Risk-Adjusted Performance

Very Weak

 
Weak
 
Strong
Over the last 90 days Norstar has generated negative risk-adjusted returns adding no value to investors with long positions. Despite uncertain performance in the last few months, the Stock's basic indicators remain somewhat strong which may send shares a bit higher in April 2025. The current disturbance may also be a sign of long term up-swing for the company investors.
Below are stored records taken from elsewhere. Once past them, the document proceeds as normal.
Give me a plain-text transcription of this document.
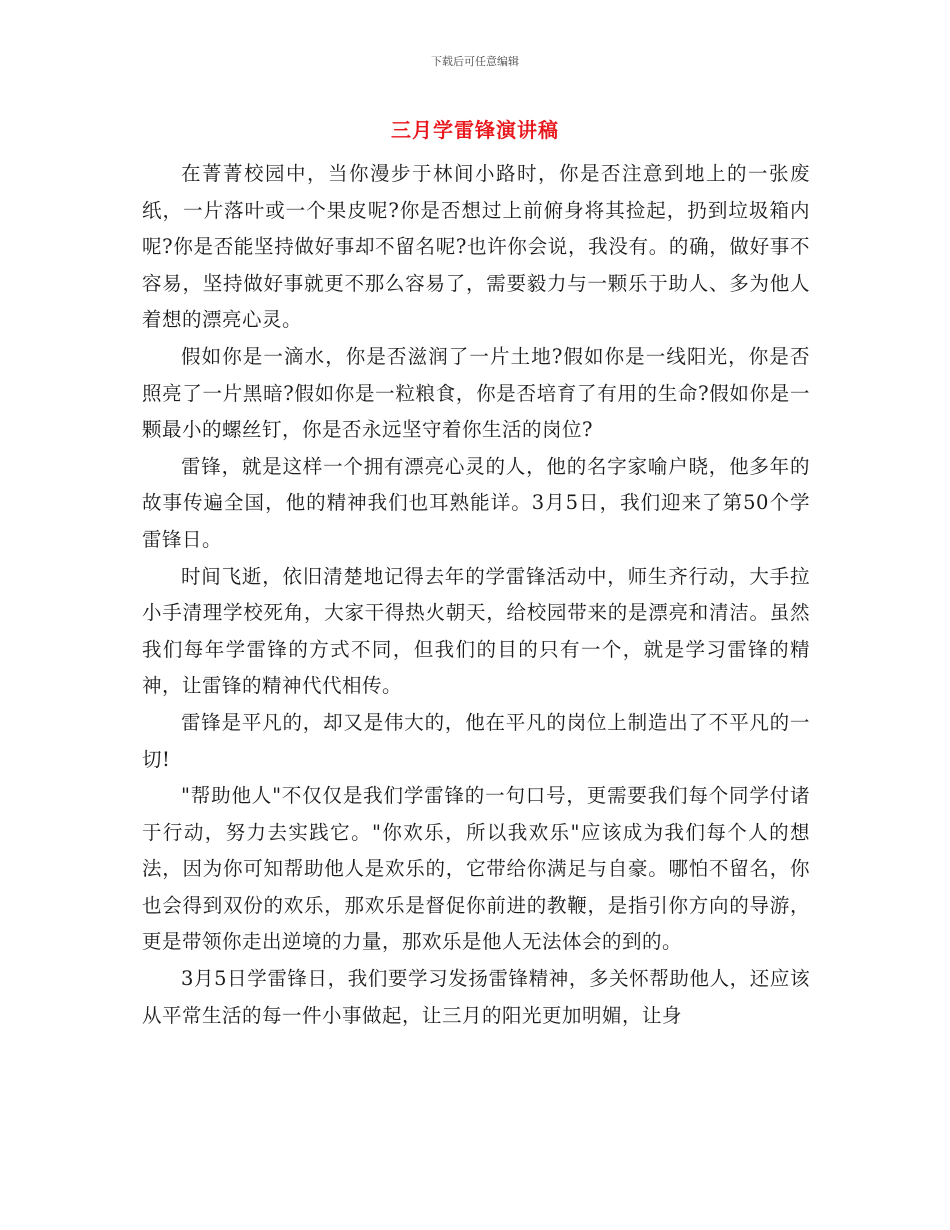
下载后可任意编辑
三月学雷锋演讲稿

在菁菁校园中，当你漫步于林间小路时，你是否注意到地上的一张废纸，一片落叶或一个果皮呢?你是否想过上前俯身将其捡起，扔到垃圾箱内呢?你是否能坚持做好事却不留名呢?也许你会说，我没有。的确，做好事不容易，坚持做好事就更不那么容易了，需要毅力与一颗乐于助人、多为他人着想的漂亮心灵。

假如你是一滴水，你是否滋润了一片土地?假如你是一线阳光，你是否照亮了一片黑暗?假如你是一粒粮食，你是否培育了有用的生命?假如你是一颗最小的螺丝钉，你是否永远坚守着你生活的岗位?

雷锋，就是这样一个拥有漂亮心灵的人，他的名字家喻户晓，他多年的故事传遍全国，他的精神我们也耳熟能详。3月5日，我们迎来了第50个学雷锋日。

时间飞逝，依旧清楚地记得去年的学雷锋活动中，师生齐行动，大手拉小手清理学校死角，大家干得热火朝天，给校园带来的是漂亮和清洁。虽然我们每年学雷锋的方式不同，但我们的目的只有一个，就是学习雷锋的精神，让雷锋的精神代代相传。

雷锋是平凡的，却又是伟大的，他在平凡的岗位上制造出了不平凡的一切!

"帮助他人"不仅仅是我们学雷锋的一句口号，更需要我们每个同学付诸于行动，努力去实践它。"你欢乐，所以我欢乐"应该成为我们每个人的想法，因为你可知帮助他人是欢乐的，它带给你满足与自豪。哪怕不留名，你也会得到双份的欢乐，那欢乐是督促你前进的教鞭，是指引你方向的导游，更是带领你走出逆境的力量，那欢乐是他人无法体会的到的。

3月5日学雷锋日，我们要学习发扬雷锋精神，多关怀帮助他人，还应该从平常生活的每一件小事做起，让三月的阳光更加明媚，让身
Migdal Insurance and Norstar Volatility Contrast

   Predicted Return Density   
       Returns  

Pair Trading with Migdal Insurance and Norstar

The main advantage of trading using opposite Migdal Insurance and Norstar positions is that it hedges away some unsystematic risk. Because of two separate transactions, even if Migdal Insurance position performs unexpectedly, Norstar can make up some of the losses. Pair trading also minimizes risk from directional movements in the market. For example, if an entire industry or sector drops because of unexpected headlines, the short position in Norstar will offset losses from the drop in Norstar's long position.
The idea behind Migdal Insurance and Norstar pairs trading is to make the combined position market-neutral, meaning the overall market's direction will not affect its win or loss (or potential downside or upside). This can be achieved by designing a pairs trade with two highly correlated stocks or equities that operate in a similar space or sector, making it possible to obtain profits through simple and relatively low-risk investment.
Check out your portfolio center.
Note that this page's information should be used as a complementary analysis to find the right mix of equity instruments to add to your existing portfolios or create a brand new portfolio. You can also try the Portfolio Rebalancing module to analyze risk-adjusted returns against different time horizons to find asset-allocation targets.